Mrs Briggs was nothing but welcoming when Harriet arrived in the drawing room finally dressed for dinner, full of apologies and half an hour late.
‘No, Mrs Westerman, you have done quite the right thing.’ She said this with a significant glance at the Vizegräfin and Harriet realised that the town’s display of displeasure with Mrs Briggs’s uncomfortable guests had given her courage. ‘You and I shall speak of all these matters after we have dined, I hope. In the meantime I shall say only I am glad that you are here to aid us in these difficult times. Cook is quite happy to hold dinner for such an
insignificant
time when you are doing so much for us.’
Harriet thought briefly how pleasant the world would be, were more people in it like Mrs Briggs, and they went into dinner.

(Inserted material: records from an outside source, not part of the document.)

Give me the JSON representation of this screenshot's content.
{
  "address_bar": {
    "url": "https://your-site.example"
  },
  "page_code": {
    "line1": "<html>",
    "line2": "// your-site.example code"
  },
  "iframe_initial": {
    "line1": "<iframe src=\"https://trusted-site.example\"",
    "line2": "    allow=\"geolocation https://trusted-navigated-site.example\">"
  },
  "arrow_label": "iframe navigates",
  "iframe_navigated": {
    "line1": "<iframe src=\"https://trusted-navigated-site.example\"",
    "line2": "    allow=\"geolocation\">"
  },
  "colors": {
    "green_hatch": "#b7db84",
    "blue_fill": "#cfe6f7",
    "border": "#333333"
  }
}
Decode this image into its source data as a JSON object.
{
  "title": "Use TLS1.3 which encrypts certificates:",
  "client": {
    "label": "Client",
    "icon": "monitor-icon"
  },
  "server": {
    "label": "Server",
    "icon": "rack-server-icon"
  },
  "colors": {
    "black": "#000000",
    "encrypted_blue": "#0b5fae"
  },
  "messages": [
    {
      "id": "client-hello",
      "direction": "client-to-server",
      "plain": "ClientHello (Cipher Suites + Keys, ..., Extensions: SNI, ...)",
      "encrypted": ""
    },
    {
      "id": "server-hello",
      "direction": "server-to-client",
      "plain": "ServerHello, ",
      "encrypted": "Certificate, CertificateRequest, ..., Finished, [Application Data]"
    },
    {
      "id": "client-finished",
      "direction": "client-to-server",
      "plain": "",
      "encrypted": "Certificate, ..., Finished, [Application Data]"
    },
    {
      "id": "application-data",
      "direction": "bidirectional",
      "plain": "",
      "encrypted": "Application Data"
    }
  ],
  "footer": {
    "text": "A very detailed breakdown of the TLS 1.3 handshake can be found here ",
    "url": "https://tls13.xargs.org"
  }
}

‘How did Miss Hurst take the news?’ Felix asked, after they had been seated some time.
‘Calmly,’ Harriet replied. The thought of the girl being insulted and turned away by the Vizegräfin, then Felix’s refusal to deliver word to Sophia himself made her angry. Felix deserved no news about her. She thought of the flat empty voice in which Miss Hurst had told her of her past; it made her hate all men and Felix in particular.
‘Did you know, Felix, that Miss Hurst left the convent in which she had spent most of her life only six months ago, since when her father tried to prostitute her to the men he had gulled into playing cards with him?’ She put some of the game pie onto her plate. ‘She had to fight, and was beaten for her resistance.’
Harriet felt the movement of one of the footmen behind her, and her glass was filled. She cursed inwardly. She had, in her anger, forgotten
about the presence of the servants, and here was Mrs Briggs’s footman in the most subtle of ways reminding her of it himself.
‘I did not,’ Felix said. For a moment he sounded almost like Crowther.
Mrs Briggs began to talk about the danger of chills with a certain determination, and went on to say how glad she was Stephen had fetched a brew from Casper.
The Vizegräfin was largely silent, till waving away the joint that Mrs Briggs was offering her, she looked at Harriet and demanded, ‘Where is my brother? Is he cutting up the Austrian?’